Holidays bring families together. Traditions often add meaning to these gatherings. So what did I think of my non-traditional Thanksgiving?
For the past twenty-seven years of married life, Thanksgiving holidays have fallen into two categories:
- Dinner with my husband’s parents
- Dinner with my sister and my extended family
Even the occurrence of these dinner options has been regulated. In odd years, we’re with my family. (”Easy to remember because they’re odd,” says my husband.) The other years are spent with my husband’s family.
Thanksgiving with hubby’s relatives means bread stuffing. We generally eat it at either his mother’s house (in the next town – seven miles) or his uncle’s house (about an hour away). His cousins and their families are usually present, as well as his mom’s mother and stepfather.
The only non-odd year when this was different happened when my mother-in-law had open heart surgery right before the holiday. We visited her in the hospital after his dad and brother had dinner at our home.
I hosted Thanksgiving dinner one other time when my uncle was visiting from Idaho. Otherwise, when it’s time for the odd-family gathering, my sister is the hostess with the mostest.
Sure, we all pitch in bringing sides and desserts, but she does the turkey and makes the BEST cornbread dressing.
And the day after, while some people rush around in a retail nightmare, I decorate my house for Christmas.
What’s Different this Year?
If you’ve been following my life, I probably don’t need to mention the list of things that are different in my world this year.
In case you’re just meeting me for the first time:
- My oldest son is married
- My youngest son is engaged
- My sister is remarried and moved a two-hour drive away
But sis wanted to host. And I wanted her to (because it keeps my kitchen clean).
So about a year ago, we made reservations at our time share condo located a mile from her house in Gleneden Beach, Oregon.
The plan: my kids and their significant others, her three kids, my stepdad and my husband and I would stay in the condos. I’d cook my sides there and bring them to her house for the big dinner.
We’d have a week-long vacation. The weekend would be dedicated to family time, meaning a marathon of games. It would culminate with my sister’s birthday dinner out on Saturday night.
And the house would have to be decorated once we returned home.
So What really Happened?
My husband and I enjoyed a fantastic week at the beach. The weather was clear, crisp and sunny, but without the famous coastal wind chill.
My step-dad used his truck as an excuse. Yes, it was in need of repair. However, we could have easily transported him in our vehicle.
My new daughter-in-law was on call at the hospital on Thanksgiving and had to work on Friday. (In actuality, she ended up in the hospital with pancreatitis, so no bueno all around.) My oldest son planned to come down on Friday for the games, but the hospital changed those plans.

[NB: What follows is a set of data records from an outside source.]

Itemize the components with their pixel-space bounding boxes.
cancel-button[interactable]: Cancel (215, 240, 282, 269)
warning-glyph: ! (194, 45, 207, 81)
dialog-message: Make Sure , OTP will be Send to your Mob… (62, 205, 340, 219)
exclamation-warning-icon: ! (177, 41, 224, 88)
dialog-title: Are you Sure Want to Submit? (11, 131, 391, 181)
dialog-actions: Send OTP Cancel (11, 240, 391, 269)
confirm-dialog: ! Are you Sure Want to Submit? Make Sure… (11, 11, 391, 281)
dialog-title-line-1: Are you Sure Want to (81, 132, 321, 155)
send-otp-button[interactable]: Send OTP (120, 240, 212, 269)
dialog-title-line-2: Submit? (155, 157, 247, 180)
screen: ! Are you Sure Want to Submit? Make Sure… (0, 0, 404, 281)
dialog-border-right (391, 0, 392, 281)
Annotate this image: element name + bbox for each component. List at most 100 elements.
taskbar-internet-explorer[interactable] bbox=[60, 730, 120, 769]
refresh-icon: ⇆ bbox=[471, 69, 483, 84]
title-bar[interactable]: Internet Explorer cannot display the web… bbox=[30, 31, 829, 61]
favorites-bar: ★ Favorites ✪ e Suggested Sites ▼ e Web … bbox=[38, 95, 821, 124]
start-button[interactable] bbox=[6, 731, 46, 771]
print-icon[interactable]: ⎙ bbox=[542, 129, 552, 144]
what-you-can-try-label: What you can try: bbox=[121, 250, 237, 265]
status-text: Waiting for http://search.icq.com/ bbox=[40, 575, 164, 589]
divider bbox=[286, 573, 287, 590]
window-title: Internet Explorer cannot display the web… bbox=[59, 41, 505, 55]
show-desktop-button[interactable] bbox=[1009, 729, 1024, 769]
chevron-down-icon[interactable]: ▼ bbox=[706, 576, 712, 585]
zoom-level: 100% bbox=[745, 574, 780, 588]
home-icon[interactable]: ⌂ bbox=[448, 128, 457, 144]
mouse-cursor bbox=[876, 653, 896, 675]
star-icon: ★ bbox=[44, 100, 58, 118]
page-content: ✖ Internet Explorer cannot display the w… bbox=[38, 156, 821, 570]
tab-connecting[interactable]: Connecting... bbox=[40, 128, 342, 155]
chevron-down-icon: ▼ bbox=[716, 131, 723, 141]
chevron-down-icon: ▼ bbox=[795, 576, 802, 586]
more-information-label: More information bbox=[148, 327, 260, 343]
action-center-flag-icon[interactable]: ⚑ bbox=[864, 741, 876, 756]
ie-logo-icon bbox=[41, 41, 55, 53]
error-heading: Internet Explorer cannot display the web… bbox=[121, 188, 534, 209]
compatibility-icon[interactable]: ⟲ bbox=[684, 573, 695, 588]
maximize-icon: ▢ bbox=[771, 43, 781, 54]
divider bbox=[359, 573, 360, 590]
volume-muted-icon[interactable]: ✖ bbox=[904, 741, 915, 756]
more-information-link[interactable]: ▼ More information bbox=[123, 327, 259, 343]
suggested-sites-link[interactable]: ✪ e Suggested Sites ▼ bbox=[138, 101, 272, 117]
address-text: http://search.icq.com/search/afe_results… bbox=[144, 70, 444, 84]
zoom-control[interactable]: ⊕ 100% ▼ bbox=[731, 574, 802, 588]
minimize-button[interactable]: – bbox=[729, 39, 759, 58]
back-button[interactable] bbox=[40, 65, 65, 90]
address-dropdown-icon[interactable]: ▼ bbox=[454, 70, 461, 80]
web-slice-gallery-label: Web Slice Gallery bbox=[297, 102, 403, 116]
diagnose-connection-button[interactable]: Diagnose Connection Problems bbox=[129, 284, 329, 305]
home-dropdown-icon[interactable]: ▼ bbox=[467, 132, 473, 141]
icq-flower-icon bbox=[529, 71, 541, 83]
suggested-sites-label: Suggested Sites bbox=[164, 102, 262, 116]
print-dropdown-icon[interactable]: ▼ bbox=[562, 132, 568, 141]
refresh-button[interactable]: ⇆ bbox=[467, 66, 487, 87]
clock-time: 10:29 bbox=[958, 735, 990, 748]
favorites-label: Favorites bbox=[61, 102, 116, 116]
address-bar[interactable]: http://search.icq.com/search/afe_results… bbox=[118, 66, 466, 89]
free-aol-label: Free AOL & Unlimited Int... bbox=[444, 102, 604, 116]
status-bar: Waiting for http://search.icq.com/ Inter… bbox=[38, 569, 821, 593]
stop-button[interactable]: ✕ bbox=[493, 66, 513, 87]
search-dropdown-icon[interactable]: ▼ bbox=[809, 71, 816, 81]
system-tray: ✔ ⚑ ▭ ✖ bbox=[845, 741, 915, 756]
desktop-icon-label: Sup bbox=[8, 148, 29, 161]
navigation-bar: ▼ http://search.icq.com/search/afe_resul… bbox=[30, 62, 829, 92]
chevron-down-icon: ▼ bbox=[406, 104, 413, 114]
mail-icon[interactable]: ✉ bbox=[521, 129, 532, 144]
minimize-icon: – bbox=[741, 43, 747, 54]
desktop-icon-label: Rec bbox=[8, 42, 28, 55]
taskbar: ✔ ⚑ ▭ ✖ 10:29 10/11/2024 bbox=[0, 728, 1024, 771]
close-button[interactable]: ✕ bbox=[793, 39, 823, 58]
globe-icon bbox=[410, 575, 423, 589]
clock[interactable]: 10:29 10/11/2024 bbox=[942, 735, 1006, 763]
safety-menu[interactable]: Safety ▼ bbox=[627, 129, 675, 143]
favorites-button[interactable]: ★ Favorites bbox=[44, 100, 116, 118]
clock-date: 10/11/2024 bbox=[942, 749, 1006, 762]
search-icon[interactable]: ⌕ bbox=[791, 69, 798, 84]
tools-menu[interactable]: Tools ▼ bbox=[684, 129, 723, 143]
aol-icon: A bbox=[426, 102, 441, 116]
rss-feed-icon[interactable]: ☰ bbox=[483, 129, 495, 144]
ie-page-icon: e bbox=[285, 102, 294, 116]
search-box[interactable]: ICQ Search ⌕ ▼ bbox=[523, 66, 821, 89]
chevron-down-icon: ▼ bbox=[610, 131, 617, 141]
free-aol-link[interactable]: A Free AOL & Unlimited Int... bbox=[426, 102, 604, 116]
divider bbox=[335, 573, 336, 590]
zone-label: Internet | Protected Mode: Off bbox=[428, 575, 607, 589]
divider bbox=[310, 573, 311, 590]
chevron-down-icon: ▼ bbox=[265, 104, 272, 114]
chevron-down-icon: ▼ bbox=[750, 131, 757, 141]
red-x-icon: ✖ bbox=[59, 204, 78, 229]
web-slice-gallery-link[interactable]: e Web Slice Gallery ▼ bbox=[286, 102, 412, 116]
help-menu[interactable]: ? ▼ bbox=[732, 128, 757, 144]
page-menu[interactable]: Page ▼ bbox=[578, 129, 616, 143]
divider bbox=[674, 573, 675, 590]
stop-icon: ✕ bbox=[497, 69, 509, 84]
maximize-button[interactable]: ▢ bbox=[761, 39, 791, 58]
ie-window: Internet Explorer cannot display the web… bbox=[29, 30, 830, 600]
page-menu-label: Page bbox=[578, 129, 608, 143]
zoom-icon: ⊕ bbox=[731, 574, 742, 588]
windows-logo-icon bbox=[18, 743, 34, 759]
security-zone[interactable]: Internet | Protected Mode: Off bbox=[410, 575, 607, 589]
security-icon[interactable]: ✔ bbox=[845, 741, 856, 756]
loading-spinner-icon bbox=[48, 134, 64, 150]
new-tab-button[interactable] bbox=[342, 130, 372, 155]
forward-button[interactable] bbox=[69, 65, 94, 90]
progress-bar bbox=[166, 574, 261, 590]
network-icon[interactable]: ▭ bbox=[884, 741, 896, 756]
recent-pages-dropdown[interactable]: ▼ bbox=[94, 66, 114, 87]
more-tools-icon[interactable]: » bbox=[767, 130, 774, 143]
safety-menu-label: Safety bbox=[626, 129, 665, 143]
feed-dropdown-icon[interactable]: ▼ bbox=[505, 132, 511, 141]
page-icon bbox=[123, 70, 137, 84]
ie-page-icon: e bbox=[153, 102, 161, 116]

My youngest son and his fiance celebrated the holiday on Wednesday with her parents. They arrived in time for dinner on Thursday and spent Friday playing games (after a brief shopping excursion).
My niece spent the holiday with her father. She planned to come down on Friday, but her grandmother had a stroke, so those plans were nixed.
My two nephews spent Wednesday through Saturday there. Only one night did one of them stay in the two-bedroom condominium reserved for that purpose. The couch at his mom’s house is obscenely comfortable (I know this because I spent my Thanksgiving turkey coma moments on it).
What’s the Bottom Line?
Go ahead and make plans but expect them to change.
When your children become adults, they might choose to spend a holiday with someone besides you. And that’s okay. Even if it’s rough the first two dozen times time it happens.
Holiday traditions need to evolve with your family. What worked when everyone lived within an hour of each other, won’t work when people move further away. Adding daughters to my family means respecting that their are other parents who want to spend the holiday with my kids.
Hopping out of the holiday rut and doing something different, like going away for a whole week, allows for these growing pains.
Holiday traditions should be like the Pirate Code: a guideline. Doing something non-traditional made me especially thankful this Thanksgiving.
What do you think? Are your traditions too important to let them slide for a year or two?